As análises de Kennan sobre a Rússia,
a China e o Japão são um dos pontos altos do livro,
povoado por personagens ilustres: Truman, Eisenhower, Tito, Stalin,
John Foster Dulles e o senador Joseph McCarthy, entre muitos outros.
Um capítulo inteiro é dedicado às controversas
Palestras Reith, pronunciadas por Kennan em 1957, que provocaram
intenso debate internacional sobre o futuro da Alemanha e o papel
dos Estados Unidos na Europa Ocidental. Também merece destaque
a reflexão do autor sobre sua própria formação
e amadurecimento como historiador, empenhado não apenas em
interpretar mas também em influenciar a condução
das questões cruciais do século XX.
Estas memórias abordam criticamente características
que permanecem na política externa americana: a prevalência
da lógica militar, a insistência na vitória
total em qualquer conflito, a intransigência com os inimigos,
as percepções equivocadas da política internacional
por parte do Congresso e da própria sociedade americana.

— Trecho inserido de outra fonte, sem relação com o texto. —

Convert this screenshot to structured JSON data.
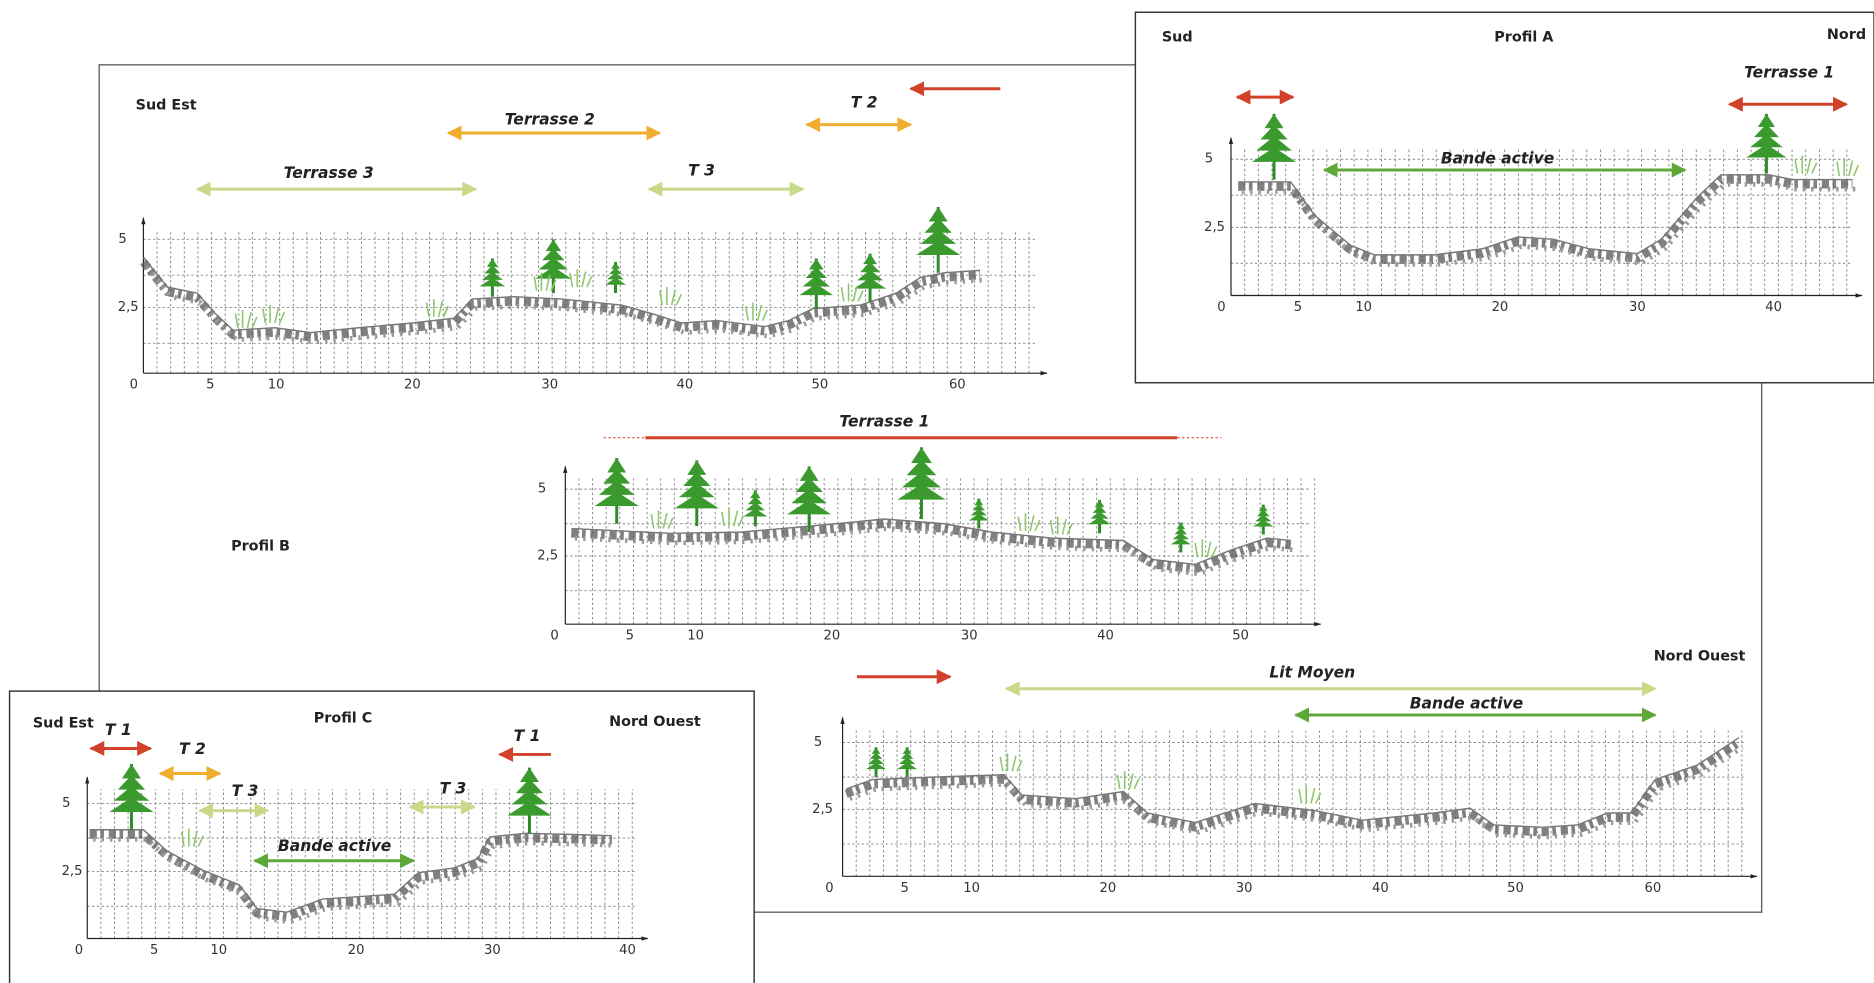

Conciliando reminiscências pessoais, recapitulação
rigorosa dos acontecimentos e argutas reflexões sobre a filosofia
política e as disciplinas da História, o autor demonstra
extraordinária habilidade para identificar tendências
a partir de detalhes, com uma prosa sempre elegantemente literária.
Mas esta obra trata também do imenso fardo que os imperativos
da política podem representar para um homem inteligente e
íntegro a quem são atribuídas grandes responsabilidades:
como diplomata e estrategista, como pesquisador e historiador, como
intérprete afiado e como ator dos acontecimentos que relata
e analisa, George F. Kennan foi bem-sucedido nessa missão.